## Section: New Results

### Simulation

#### Simulation of Parallel Computing Systems

Researchers in the area of distributed computing conduct many of their experiments in simulation. While packet-level simulation is often used to study network protocols, it can be too costly to simulate network communications for large-scale systems and applications. The alternative chosen in SimGrid and a few other simulation frameworks is to simulate the network based on less costly flow-level models. Surprisingly, in the literature, validation of these flow-level models is at best a mere verification for a few simple cases. Consequently, although distributed computing simulators are widely used, their ability to produce scientifically meaningful results is in doubt. In [13] we focus on the validation of state-of-the-art flow-level network models of TCP communication on Wide Area Networks, via comparison to packet-level simulation. While it is straightforward to show cases in which previously proposed models lead to good results, instead we systematically seek cases that lead to invalid results. Careful analysis of these cases reveal fundamental flaws and also suggest improvements. One contribution of this work is that these improvements lead to a new model that, while far from being perfect, improves upon all previously proposed models. A more important contribution, perhaps, is provided by the pitfalls and unexpected behaviors encountered in this work, leading to a number of enlightening lessons. In particular, this work shows that model validation cannot be achieved solely by exhibiting (possibly many) ”good cases.” Confidence in the quality of a model can only be strengthened through an invalidation approach that attempts to prove the model wrong.

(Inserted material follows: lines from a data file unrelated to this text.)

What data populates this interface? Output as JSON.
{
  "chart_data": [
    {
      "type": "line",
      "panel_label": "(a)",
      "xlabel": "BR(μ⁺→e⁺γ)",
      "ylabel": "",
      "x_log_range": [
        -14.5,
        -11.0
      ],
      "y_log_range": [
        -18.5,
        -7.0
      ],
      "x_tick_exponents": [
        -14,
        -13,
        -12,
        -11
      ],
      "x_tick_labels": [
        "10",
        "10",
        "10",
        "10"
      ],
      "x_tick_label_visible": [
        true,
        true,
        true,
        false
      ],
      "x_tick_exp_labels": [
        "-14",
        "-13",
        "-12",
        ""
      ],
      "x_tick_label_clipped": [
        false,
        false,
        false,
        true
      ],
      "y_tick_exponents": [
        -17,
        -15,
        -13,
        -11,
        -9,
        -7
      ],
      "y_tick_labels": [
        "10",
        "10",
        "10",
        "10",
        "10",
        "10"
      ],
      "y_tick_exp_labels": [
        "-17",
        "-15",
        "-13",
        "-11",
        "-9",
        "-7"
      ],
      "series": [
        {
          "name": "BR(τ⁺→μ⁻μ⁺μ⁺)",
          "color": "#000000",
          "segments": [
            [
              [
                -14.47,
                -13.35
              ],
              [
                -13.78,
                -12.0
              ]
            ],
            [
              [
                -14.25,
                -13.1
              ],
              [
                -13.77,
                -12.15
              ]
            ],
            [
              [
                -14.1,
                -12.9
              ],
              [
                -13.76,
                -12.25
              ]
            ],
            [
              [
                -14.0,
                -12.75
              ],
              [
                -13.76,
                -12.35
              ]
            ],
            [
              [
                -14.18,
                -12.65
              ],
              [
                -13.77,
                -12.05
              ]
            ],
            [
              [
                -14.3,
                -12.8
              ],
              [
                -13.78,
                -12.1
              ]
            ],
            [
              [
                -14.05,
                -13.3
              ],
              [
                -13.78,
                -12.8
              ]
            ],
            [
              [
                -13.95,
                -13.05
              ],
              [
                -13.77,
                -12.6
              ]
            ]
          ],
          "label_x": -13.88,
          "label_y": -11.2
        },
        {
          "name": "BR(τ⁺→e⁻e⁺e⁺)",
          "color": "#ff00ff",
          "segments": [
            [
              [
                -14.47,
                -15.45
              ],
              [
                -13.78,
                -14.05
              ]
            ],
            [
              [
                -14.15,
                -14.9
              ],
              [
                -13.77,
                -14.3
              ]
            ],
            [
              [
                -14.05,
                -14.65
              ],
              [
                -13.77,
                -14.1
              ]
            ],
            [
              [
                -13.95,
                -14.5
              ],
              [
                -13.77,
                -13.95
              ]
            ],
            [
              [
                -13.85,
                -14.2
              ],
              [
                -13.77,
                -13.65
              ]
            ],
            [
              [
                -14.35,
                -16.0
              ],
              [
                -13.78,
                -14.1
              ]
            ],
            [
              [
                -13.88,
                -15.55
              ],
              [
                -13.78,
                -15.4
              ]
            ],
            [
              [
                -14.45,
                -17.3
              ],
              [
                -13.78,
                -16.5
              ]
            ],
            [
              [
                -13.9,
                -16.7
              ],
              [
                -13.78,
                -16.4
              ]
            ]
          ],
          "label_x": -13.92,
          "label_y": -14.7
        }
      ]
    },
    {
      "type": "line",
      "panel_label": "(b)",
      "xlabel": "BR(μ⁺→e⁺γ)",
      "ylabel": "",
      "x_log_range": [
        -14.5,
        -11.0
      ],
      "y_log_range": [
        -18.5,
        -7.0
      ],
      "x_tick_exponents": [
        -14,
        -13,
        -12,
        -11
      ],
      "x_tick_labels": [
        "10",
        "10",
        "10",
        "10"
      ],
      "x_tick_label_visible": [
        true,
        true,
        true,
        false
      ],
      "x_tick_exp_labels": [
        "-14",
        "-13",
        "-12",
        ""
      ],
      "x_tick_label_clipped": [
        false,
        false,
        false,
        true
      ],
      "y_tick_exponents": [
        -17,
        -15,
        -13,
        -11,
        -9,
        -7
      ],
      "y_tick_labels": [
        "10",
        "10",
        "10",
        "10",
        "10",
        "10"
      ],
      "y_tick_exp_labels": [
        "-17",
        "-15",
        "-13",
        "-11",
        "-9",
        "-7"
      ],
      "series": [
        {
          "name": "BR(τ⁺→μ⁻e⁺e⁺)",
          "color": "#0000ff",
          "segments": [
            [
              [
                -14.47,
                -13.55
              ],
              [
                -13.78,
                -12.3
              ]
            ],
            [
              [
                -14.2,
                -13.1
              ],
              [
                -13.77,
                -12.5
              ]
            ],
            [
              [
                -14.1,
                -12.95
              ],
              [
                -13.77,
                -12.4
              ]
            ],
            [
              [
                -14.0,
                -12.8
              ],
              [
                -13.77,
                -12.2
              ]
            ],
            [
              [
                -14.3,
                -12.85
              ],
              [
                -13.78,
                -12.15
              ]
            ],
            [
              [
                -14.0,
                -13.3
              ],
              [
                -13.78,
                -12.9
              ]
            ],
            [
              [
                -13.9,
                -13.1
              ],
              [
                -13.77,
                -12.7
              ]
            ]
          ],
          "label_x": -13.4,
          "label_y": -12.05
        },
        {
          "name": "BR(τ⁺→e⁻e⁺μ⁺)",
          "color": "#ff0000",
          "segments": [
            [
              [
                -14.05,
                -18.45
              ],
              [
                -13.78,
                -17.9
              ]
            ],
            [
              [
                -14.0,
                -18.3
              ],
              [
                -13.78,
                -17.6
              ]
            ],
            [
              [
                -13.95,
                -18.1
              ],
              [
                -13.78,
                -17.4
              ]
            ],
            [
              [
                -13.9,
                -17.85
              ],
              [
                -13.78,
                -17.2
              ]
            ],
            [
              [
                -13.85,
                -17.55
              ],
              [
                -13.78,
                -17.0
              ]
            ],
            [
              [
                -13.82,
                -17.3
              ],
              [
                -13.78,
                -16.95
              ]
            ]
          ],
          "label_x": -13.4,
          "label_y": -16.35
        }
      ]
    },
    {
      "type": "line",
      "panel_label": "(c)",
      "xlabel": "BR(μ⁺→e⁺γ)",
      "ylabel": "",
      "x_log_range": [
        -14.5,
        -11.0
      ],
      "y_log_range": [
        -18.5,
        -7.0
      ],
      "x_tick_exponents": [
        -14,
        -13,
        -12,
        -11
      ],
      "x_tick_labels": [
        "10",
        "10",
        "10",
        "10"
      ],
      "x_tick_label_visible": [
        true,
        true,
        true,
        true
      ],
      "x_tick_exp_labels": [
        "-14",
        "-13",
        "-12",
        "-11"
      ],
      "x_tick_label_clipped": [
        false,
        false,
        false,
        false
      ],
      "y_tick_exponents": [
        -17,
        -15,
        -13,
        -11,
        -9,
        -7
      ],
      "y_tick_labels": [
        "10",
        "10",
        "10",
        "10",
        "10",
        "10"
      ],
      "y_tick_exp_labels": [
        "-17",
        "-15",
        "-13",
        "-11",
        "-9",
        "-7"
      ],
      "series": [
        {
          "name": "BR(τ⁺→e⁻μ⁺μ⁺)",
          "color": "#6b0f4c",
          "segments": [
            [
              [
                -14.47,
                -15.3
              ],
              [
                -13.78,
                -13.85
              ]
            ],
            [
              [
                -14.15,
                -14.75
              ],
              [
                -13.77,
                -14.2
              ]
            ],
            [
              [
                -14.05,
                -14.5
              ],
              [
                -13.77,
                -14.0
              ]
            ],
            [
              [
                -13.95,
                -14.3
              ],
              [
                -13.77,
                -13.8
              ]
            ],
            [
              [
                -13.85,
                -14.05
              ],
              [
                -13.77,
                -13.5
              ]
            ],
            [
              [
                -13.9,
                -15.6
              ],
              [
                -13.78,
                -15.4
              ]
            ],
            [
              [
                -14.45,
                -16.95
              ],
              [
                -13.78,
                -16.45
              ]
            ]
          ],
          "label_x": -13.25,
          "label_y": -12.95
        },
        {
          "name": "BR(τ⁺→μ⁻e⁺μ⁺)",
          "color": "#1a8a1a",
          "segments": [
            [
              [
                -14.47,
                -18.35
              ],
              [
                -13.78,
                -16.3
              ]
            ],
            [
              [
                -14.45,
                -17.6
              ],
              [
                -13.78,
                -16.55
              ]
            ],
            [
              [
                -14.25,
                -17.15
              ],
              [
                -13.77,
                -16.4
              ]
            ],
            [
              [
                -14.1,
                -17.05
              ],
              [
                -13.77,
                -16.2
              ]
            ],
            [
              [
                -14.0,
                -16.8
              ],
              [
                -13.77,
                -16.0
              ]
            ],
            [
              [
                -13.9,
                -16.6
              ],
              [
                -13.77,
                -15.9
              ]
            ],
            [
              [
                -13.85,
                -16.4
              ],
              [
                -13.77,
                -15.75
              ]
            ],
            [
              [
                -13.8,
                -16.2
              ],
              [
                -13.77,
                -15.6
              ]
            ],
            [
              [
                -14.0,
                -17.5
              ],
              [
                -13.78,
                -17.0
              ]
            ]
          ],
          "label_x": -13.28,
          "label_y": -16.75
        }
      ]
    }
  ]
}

The previous results assume steady-state and provide thus a reasonable model when message size is very large. Although, such assumptions may be reasonable when studying grid applications, when simulating HPC applications message sizes are often much smaller and phenomenon like slow-start or how communications and computations overlap have to be accurately modeled. Simulation and modeling for performance prediction and profiling is yet essential for developing and maintaining HPC code that is expected to scale for next-generation exascale systems. In [15] , [34] we describe an implementation of a flow-based hybrid network model that accounts for factors such as network topology and contention, which are commonly ignored by the LogP models. Although, this may seem like a strange choice, we focus on large-scale, Ethernet-connected systems, as these currently compose 37.8% of the TOP500 index, and this share is expected to increase as higher-speed 10 and 100GbE become more available. Furthermore, the European Mont-Blanc project to study exascale computing by developing prototype systems with low-power embedded devices will also use Ethernet-based interconnect [28] . Our model is implemented within SMPI, an open-source MPI implementation that connects real applications to the SimGrid simulation framework. SMPI provides implementations of collective communications based on current versions of both OpenMPI and MPICH. SMPI and SimGrid also provide methods for easing the simulation of large-scale systems, including shadow execution, memory folding, and support for both online and offline (i.e., post-mortem) simulation. We validate our proposed model by comparing traces produced by SMPI with those from real world experiments, as well as with those obtained using other established network models. Our study shows that SMPI has a consistently better predictive power than classical LogP-based models for a wide range of scenarios including both established HPC benchmarks and real applications.

#### Perfect Simulation

Perfect simulation is a very efficient technique that uses coupling
arguments to provide a sample from the stationary distribution of a
Markov chain in a finite time without ever computing the
distribution. In [7] , we consider
Jackson queueing networks (JQN) with finite buffer constraints and
analyze the efficiency of sampling from their stationary
distribution. In the context of exact sampling, the monotonicity
structure of JQNs ensures that such efficiency is of the order of
the coupling time (or meeting time) of two extremal sample paths. In
the context of approximate sampling, it is given by the mixing
time. Under a condition on the drift of the stochastic process
underlying a JQN, which we call *hyper-stability*, in our main
result we show that the coupling time is polynomial in both the
number of queues and buffer sizes. Then, we use this result to show
that the mixing time of JQNs behaves similarly up to a given
precision threshold. Our proof relies on a recursive formula
relating the coupling times of trajectories that start from network
states having 'distance one', and it can be used to analyze the
coupling and mixing times of other Markovian networks, provided that
they are monotone. An illustrative example is shown in the context
of JQNs with blocking mechanisms.

In [35] , we extend the technique to handle situations with infinite space state. We consider open JQN with losses with mixed finite and infinite queues and analyze the efficiency of sampling from their exact stationary distribution. Although the underlying Markov chain may have an infinite state space, we show that perfect sampling is possible. The main idea is to use a JQN with infinite buffers (that has a product form stationary distribution) to bound the number of initial conditions to be considered in the coupling from the past scheme. We also provide bounds on the sampling time of this new perfect sampling algorithm for acyclic or hyperstable networks. These bounds show that the new algorithm is considerably more efficient than existing perfect samplers even in the case where all queues are finite. We illustrate this efficiency through numerical experiments. We also extend our approach to non-monotone networks such as queueing networks with negative customers.